REPUBLIKA.CO.ID, JAKARTA -- Seorang komisaris radio di Gorontalo mempersoalkan perizinan berusaha untuk penyiaran yang diatur dalam Undang-Undang Nomor 11 Tahun 2020 tentang Cipta Kerja ke Mahkamah Konstitusi (MK). Pemohon bernama Herman Dambea mempersoalkan norma dalam Pasal 33 Undang-Undang Cipta Kerja yang mengatur perizinan penyelenggaraan penyiaran dari pemerintah pusat.

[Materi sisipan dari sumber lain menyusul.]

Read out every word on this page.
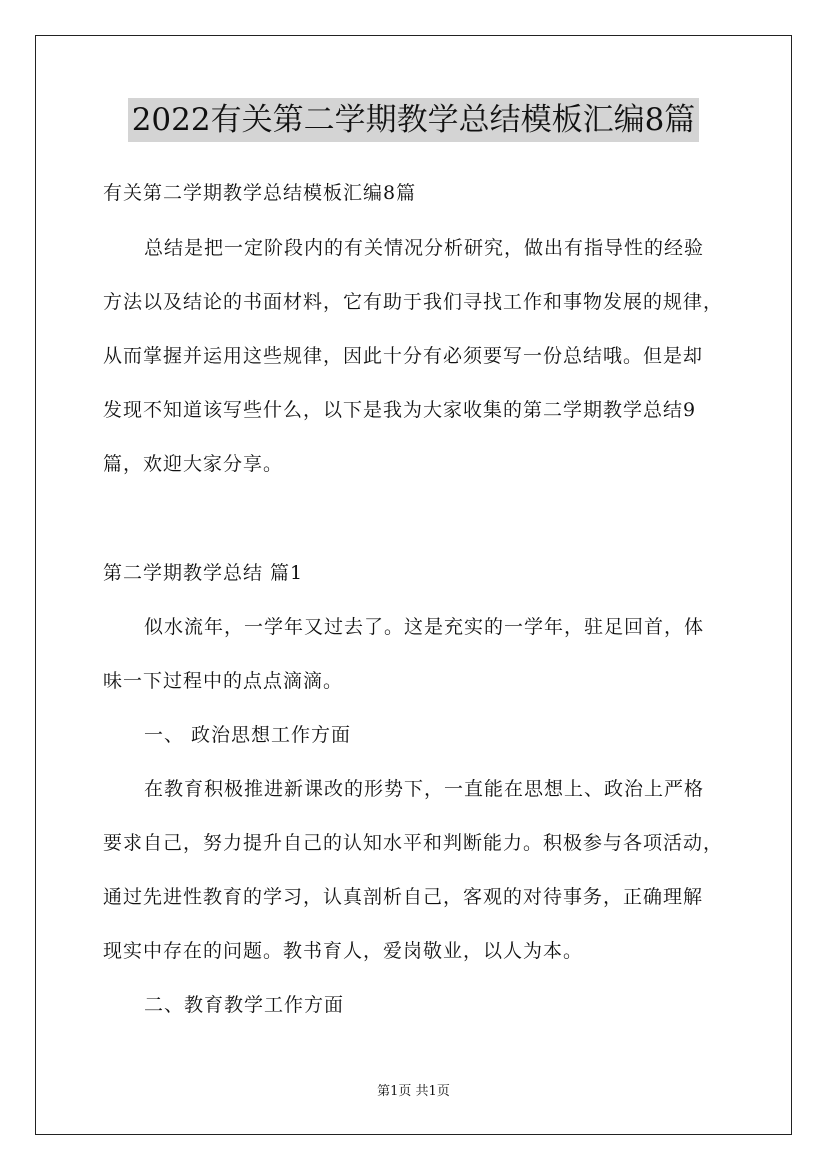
2022有关第二学期教学总结模板汇编8篇
有关第二学期教学总结模板汇编8篇
总结是把一定阶段内的有关情况分析研究，做出有指导性的经验
方法以及结论的书面材料，它有助于我们寻找工作和事物发展的规律，
从而掌握并运用这些规律，因此十分有必须要写一份总结哦。但是却
发现不知道该写些什么，以下是我为大家收集的第二学期教学总结9
篇，欢迎大家分享。
第二学期教学总结 篇1
似水流年，一学年又过去了。这是充实的一学年，驻足回首，体
味一下过程中的点点滴滴。
一、 政治思想工作方面
在教育积极推进新课改的形势下，一直能在思想上、政治上严格
要求自己，努力提升自己的认知水平和判断能力。积极参与各项活动，
通过先进性教育的学习，认真剖析自己，客观的对待事务，正确理解
现实中存在的问题。教书育人，爱岗敬业，以人为本。
二、教育教学工作方面
第1页 共1页
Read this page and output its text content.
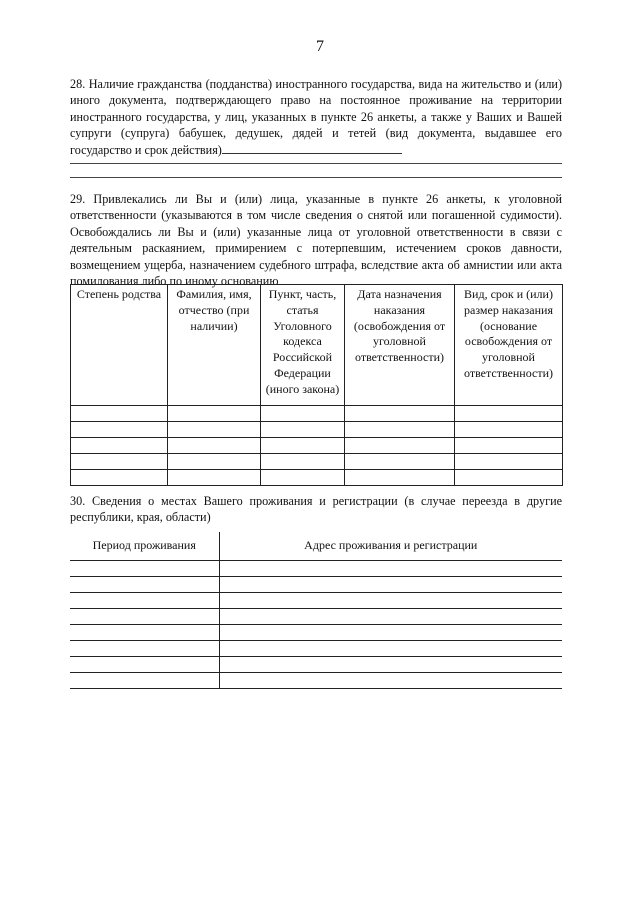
7

28. Наличие гражданства (подданства) иностранного государства, вида на жительство и (или) иного документа, подтверждающего право на постоянное проживание на территории иностранного государства, у лиц, указанных в пункте 26 анкеты, а также у Ваших и Вашей супруги (супруга) бабушек, дедушек, дядей и тетей (вид документа, выдавшее его государство и срок действия)

29. Привлекались ли Вы и (или) лица, указанные в пункте 26 анкеты, к уголовной ответственности (указываются в том числе сведения о снятой или погашенной судимости). Освобождались ли Вы и (или) указанные лица от уголовной ответственности в связи с деятельным раскаянием, примирением с потерпевшим, истечением сроков давности, возмещением ущерба, назначением судебного штрафа, вследствие акта об амнистии или акта помилования либо по иному основанию

Степень родства	Фамилия, имя, отчество (при наличии)	Пункт, часть, статья Уголовного кодекса Российской Федерации (иного закона)	Дата назначения наказания (освобождения от уголовной ответственности)	Вид, срок и (или) размер наказания (основание освобождения от уголовной ответственности)

30. Сведения о местах Вашего проживания и регистрации (в случае переезда в другие республики, края, области)

Период проживания	Адрес проживания и регистрации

Dikutip dari laman Mahkamah Konstitusi di Jakarta, Jumat (13/11), menurut pemohon, perubahan nomenklatur perizinan penyelenggara penyiaran akibat berlakunya Pasal 33 Undang-Undang Cipta Kerja menyebabkan adanya perlakuan yang berbeda terhadap lembaga penyiaran swasta. Pemohon mendalilkan perubahan izin penyelenggara penyiaran (IPP) terhadap perizinan berusaha memudahkan terjadinya perpindahan penguasaan lembaga penyiaran swasta tanpa melalui pengalihan IPP.
Selanjutnya, dalil yang diutarakan pemohon adalah Pasal 33 Undang-Undang Cipta Kerja menimbulkan multitafsir dan kontroversial. Norma dalam pasal yang dimohonkan untuk diuji itu, menurut pemohon bertentangan dengan Pasal 28D ayat (1), Pasal 28F dan Pasal 28J ayat (2) UUD NRI 1945.
Untuk itu, pemohon meminta Mahkamah Konstitusi menyatakan Pasal 33 Undang-Undang Cipta Kerja bertentangan dengan UUD NRI 1945 dan tidak mempunyai kekuatan hukum yang mengikat. Pemohon pun mengusulkan agar perizinan berusaha untuk lembaga penyiaran tidak hanya dikeluarkan oleh pemerintah pusat, melainkan juga Komisi Penyiaran Indonesia (KPI).
Sebelumnya permohonan pengujian Undang-Undang Cipta Kerja yang masuk ke Mahkamah Konstitusi di antaranya mempersoalkan pembentukan undang-undang itu serta klaster ketenagakerjaan.